Nonetheless, and purely for scientific and high-minded purposes, I have made an experiment with this post. About halfway through the composition of these words, my wife and I decided to polish off a bottle of wine. I felt a sort of obligation to attempt writing whilst imbibing, at least if I was going to make an insightful commentary about the relationship. In the refrigerator we had a bottle of dry red wine from Spain, a bit of plunder we took from my son’s apartment when we were closing it (he having moved to Oregon, leaving us with the clean up — he did get his full deposit back, but did he thank us? No!). His fiance had enrolled him in a wine tasting class, and I think this Spanish red was left over from that little adventure. In any case, the stuff is nasty, at least to my untutored palate. I think you could clean paint brushes with it, maybe even scour pots, and I can understand how Cleopatra could dissolve her pearls in her wine (why would she do that?). But I digress. Or drift. Or babble.

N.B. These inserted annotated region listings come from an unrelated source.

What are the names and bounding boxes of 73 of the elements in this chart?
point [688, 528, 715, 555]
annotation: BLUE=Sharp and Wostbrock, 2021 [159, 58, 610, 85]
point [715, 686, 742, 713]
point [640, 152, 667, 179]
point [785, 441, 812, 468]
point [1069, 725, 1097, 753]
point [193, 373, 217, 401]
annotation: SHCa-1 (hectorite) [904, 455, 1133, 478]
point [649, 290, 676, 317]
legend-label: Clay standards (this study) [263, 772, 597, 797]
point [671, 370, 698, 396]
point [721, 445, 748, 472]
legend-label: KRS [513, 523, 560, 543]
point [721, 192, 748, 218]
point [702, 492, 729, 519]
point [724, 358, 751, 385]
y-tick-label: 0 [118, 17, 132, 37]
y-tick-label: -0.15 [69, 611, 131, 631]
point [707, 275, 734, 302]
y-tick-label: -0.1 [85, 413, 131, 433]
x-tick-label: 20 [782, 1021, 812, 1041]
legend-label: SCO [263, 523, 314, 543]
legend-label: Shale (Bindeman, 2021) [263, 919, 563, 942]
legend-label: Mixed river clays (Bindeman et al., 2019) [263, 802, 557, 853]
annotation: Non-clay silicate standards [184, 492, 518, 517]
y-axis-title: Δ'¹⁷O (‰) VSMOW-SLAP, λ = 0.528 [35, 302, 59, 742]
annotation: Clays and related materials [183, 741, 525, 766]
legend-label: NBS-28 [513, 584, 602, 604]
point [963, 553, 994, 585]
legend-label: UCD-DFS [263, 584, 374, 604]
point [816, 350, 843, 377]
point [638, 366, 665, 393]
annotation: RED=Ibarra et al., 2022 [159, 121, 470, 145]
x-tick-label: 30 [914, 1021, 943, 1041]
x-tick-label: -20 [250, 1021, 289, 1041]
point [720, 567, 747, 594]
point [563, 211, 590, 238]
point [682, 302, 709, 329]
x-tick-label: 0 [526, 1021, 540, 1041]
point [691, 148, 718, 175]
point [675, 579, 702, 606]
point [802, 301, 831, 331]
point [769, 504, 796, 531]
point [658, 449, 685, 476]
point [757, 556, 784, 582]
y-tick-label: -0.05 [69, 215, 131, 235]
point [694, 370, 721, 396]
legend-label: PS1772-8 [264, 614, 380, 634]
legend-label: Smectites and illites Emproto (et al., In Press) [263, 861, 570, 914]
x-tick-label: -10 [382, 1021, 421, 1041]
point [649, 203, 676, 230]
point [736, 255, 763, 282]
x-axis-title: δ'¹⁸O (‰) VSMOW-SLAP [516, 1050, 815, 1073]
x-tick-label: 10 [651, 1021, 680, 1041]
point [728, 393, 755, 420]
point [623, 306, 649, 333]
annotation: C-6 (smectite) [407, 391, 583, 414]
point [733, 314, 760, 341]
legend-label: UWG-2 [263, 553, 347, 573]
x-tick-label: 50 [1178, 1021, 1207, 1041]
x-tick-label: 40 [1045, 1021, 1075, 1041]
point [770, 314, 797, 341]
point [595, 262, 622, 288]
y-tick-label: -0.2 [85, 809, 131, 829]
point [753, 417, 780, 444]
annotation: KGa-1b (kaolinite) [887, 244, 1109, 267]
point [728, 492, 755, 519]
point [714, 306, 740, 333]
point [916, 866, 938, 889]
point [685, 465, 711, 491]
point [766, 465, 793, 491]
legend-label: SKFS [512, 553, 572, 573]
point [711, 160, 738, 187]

I’ve had two glasses to my wife’s one of the Spanish red, and I’m feeling nicely mellow right now. Even the dogs are being quiet. (Border Collies are notoriously active animals, but I digress.) By the way, the Spanish red tastes a little better now. Not so much bite. Smoother. Friendlier. I won’t go into the metaphor of wine appreciation though. My the text looks so small from here …
Oops, just spilled some wine. Must get paper towel. Be right back.
It seems there was something else I wanted to say about this subject, about the effects of drinking on writing, but the thought escapes me . . . maybe another sip of that Spanish red . . . keyboard, hold still . . . profound thoughts, where art thou?
Update 21:20 – My wife does not want to finish her Spanish red. Thus I am tasked with the the job. Somehow I will manage to complete the work, but I don’t envy the organization that expects me to be chipper and productive tomorrow. Why am I not in bed?